Sue after a Car Accident

If you have been in a car accident that was not your fault, and you were injured, you may be thinking of suing the other driver. Lawsuits are certainly one way to recover money for financial and physical hardships endured due to an accident that you did not cause.

Though most accident victims go through the liable party’s insurance company to settle damages, sometimes this isn’t feasible. As such, here are some reasons why you would sue after a car accident:

Their Insurance is Lowballing or Denying your Claim

If the liable driver’s insurance company is denying your claim or providing you with a small settlement, and it refuses to negotiate, it may be time to play hardball by filing a lawsuit.

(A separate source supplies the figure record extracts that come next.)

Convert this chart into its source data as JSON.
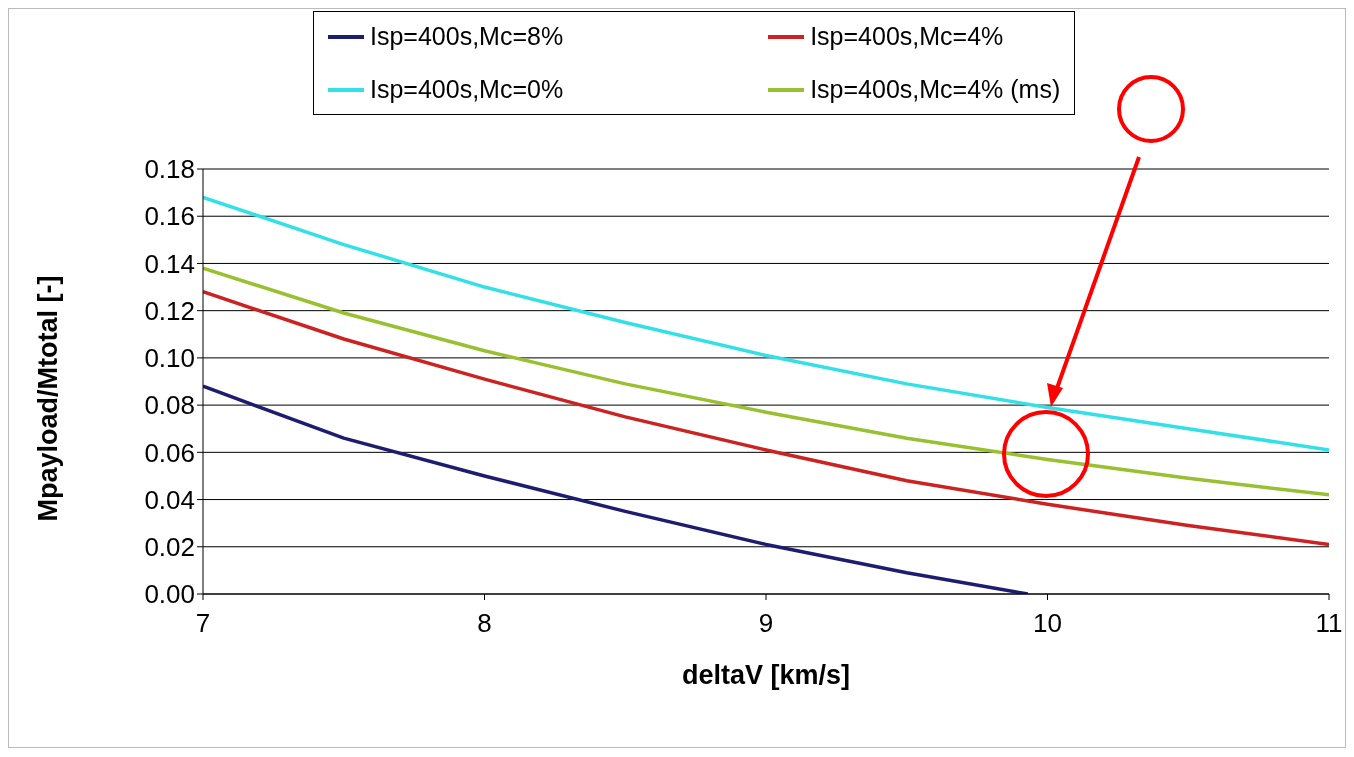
{
  "chart_data": {
    "type": "line",
    "xlabel": "deltaV [km/s]",
    "ylabel": "Mpayload/Mtotal [-]",
    "xlim": [
      7,
      11
    ],
    "xticks": [
      7,
      8,
      9,
      10,
      11
    ],
    "ylim": [
      0,
      0.18
    ],
    "yticks": [
      {
        "value": 0,
        "label": "0.00"
      },
      {
        "value": 0.02,
        "label": "0.02"
      },
      {
        "value": 0.04,
        "label": "0.04"
      },
      {
        "value": 0.06,
        "label": "0.06"
      },
      {
        "value": 0.08,
        "label": "0.08"
      },
      {
        "value": 0.1,
        "label": "0.10"
      },
      {
        "value": 0.12,
        "label": "0.12"
      },
      {
        "value": 0.14,
        "label": "0.14"
      },
      {
        "value": 0.16,
        "label": "0.16"
      },
      {
        "value": 0.18,
        "label": "0.18"
      }
    ],
    "grid": "y",
    "legend": "top",
    "marker": "none",
    "line_style": "solid",
    "series": [
      {
        "name": "Isp=400s,Mc=8%",
        "color": "#1c1c70",
        "x": [
          7,
          7.5,
          8,
          8.5,
          9,
          9.5,
          9.93
        ],
        "values": [
          0.088,
          0.066,
          0.05,
          0.035,
          0.021,
          0.009,
          0
        ]
      },
      {
        "name": "Isp=400s,Mc=4%",
        "color": "#cc2222",
        "x": [
          7,
          7.5,
          8,
          8.5,
          9,
          9.5,
          10,
          10.5,
          11
        ],
        "values": [
          0.128,
          0.108,
          0.091,
          0.075,
          0.061,
          0.048,
          0.038,
          0.029,
          0.021
        ]
      },
      {
        "name": "Isp=400s,Mc=0%",
        "color": "#33e0e8",
        "x": [
          7,
          7.5,
          8,
          8.5,
          9,
          9.5,
          10,
          10.5,
          11
        ],
        "values": [
          0.168,
          0.148,
          0.13,
          0.115,
          0.101,
          0.089,
          0.079,
          0.07,
          0.061
        ]
      },
      {
        "name": "Isp=400s,Mc=4% (ms)",
        "color": "#99c030",
        "x": [
          7,
          7.5,
          8,
          8.5,
          9,
          9.5,
          10,
          10.5,
          11
        ],
        "values": [
          0.138,
          0.119,
          0.103,
          0.089,
          0.077,
          0.066,
          0.057,
          0.049,
          0.042
        ]
      }
    ]
  }
}
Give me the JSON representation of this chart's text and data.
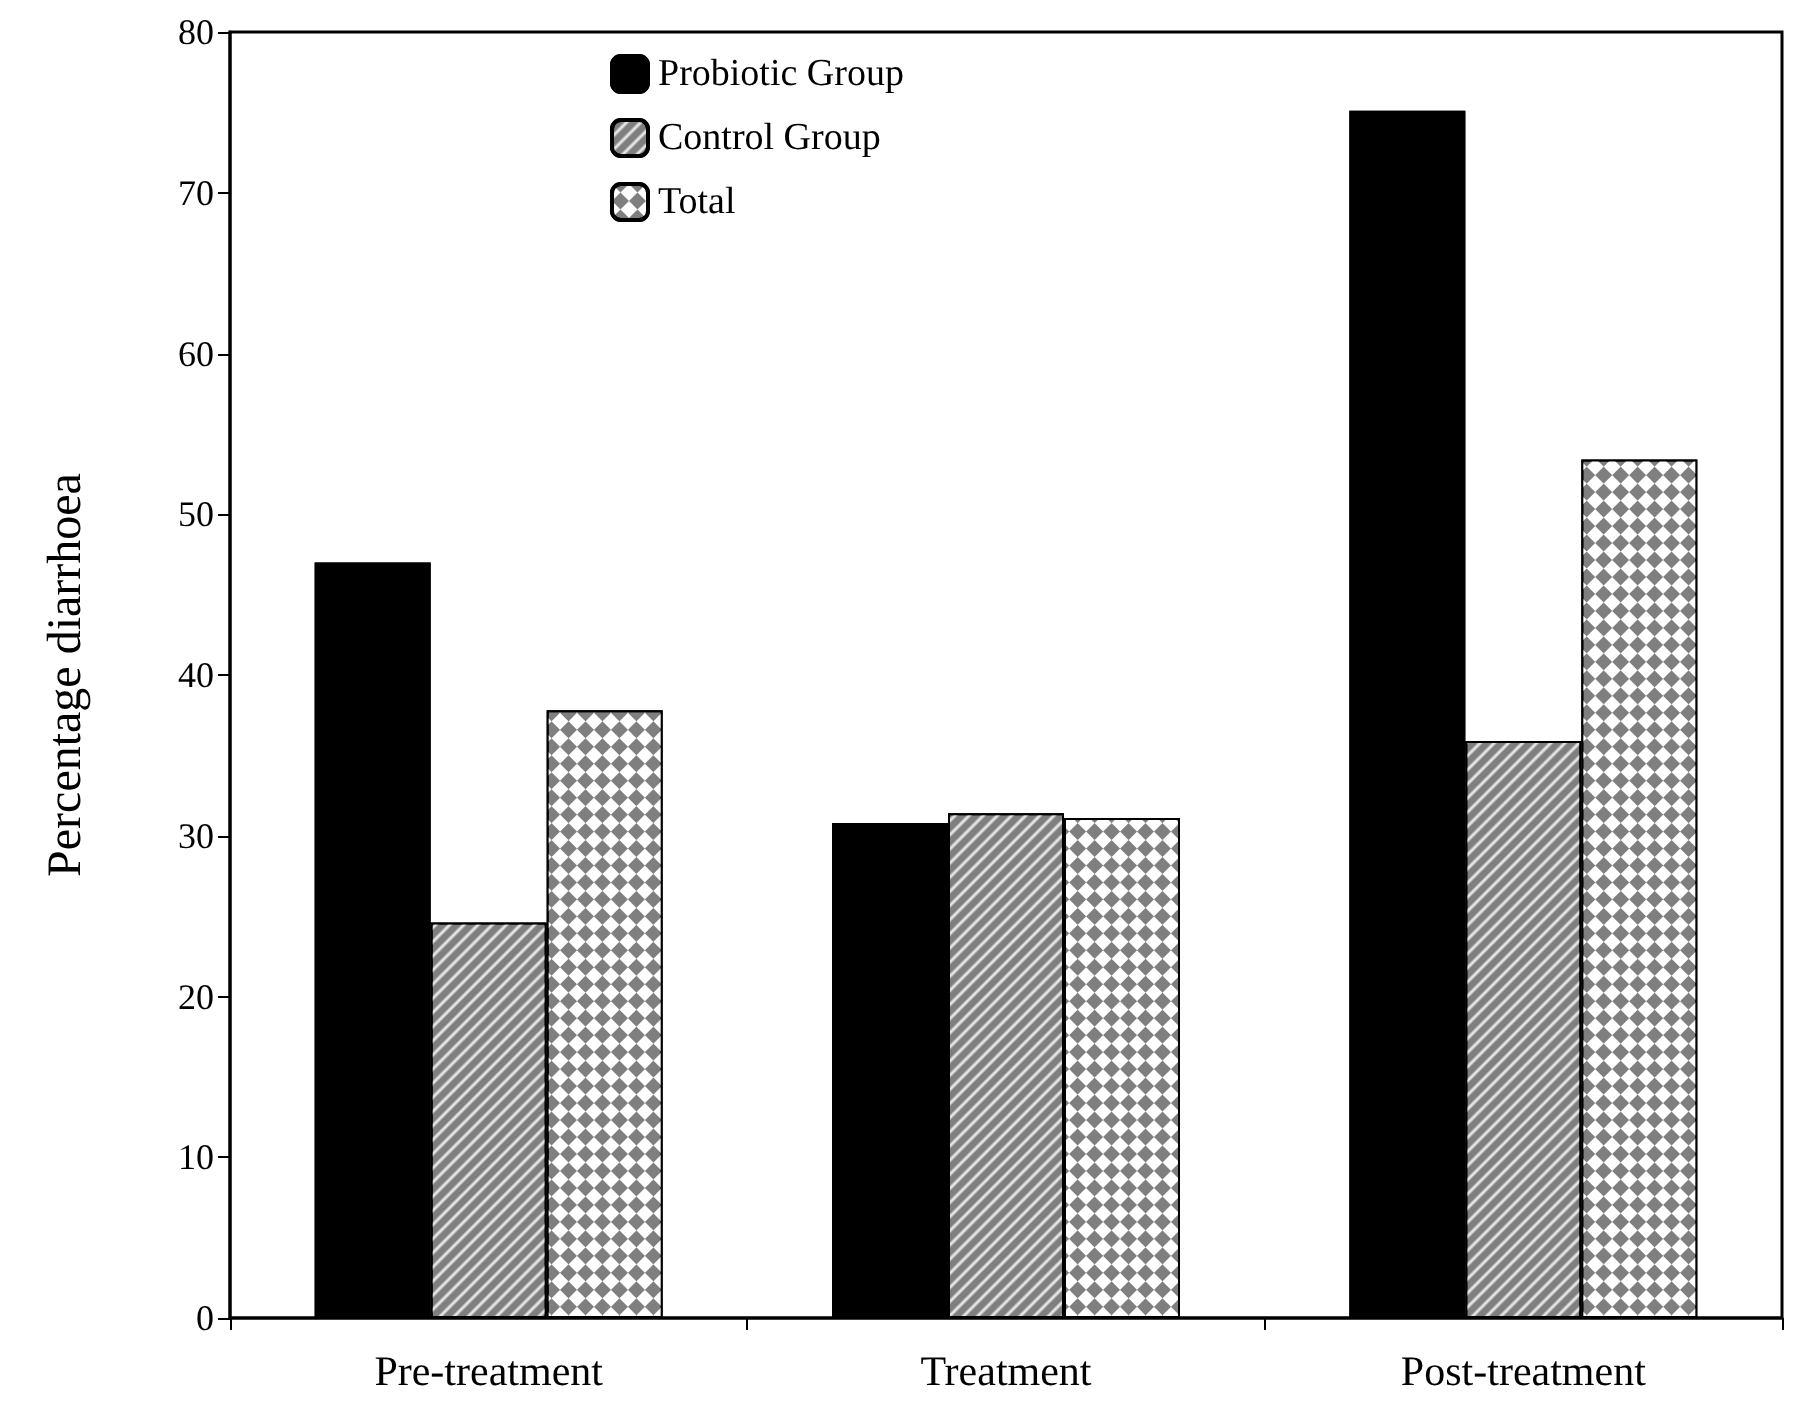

You should have, at the very least, enough money to cover your property damage and related repairs, medical bills, rehabilitation costs, loss of current and future wages, and, if applicable, funeral and burial costs.

That said, punitive damages may need to be decided in court, as well as compensation for pain and suffering.

The At-Fault Driver has No Insurance

If you want to get the money that is rightfully yours, and the negligent driver is not carrying insurance, your only option may be exercising your legal rights in court.

Many attorneys do not advocate for this, since a person that cannot afford insurance probably lacks the assets to go after. In other words, he or she may be judgment proof, and even if you win, you may not recover any losses.

You do not Reside in a No-Fault State

Another way to collect if the driver does not have adequate insurance is through your own insurance company.

Remember, while the other driver is the person you would sue, it is her or his insurance company that would provide a settlement. Without insurance, this would be a fruitless endeavor for you, and, as such, 18 different states allow you to use your own insurance to pay your expenses regardless of fault.

These jurisdictions are referred to as “no-fault states,” but the coverage in these areas is still optional, and there are 32 states where it is not permitted at all. In those states, you may have to sue.

The Statute of Limitations is Running Out

Each state has a certain amount of time, guaranteed by law, in which you may file a negligence or personal injury lawsuit. This time period also gives the insurance company time to settle. This stretch can be anywhere from one year, such as in Louisiana, to six years, as it is in Maine. Just remember, each state is different.

If a proper settlement cannot be made before the week that the statute of limitations is up, professionals, such as the Grall Law Group, recommend filing suit to keep the case active. Plus, it can still be settled at any time after filing.

Any of these are good reasons to file suit, however, it is always best to seek the advice of an experienced attorney when contemplating legal matters before going forward with anything. They may have advice on how best to approach what you want to accomplish or advise different courses of action that are guaranteed to win you your suit.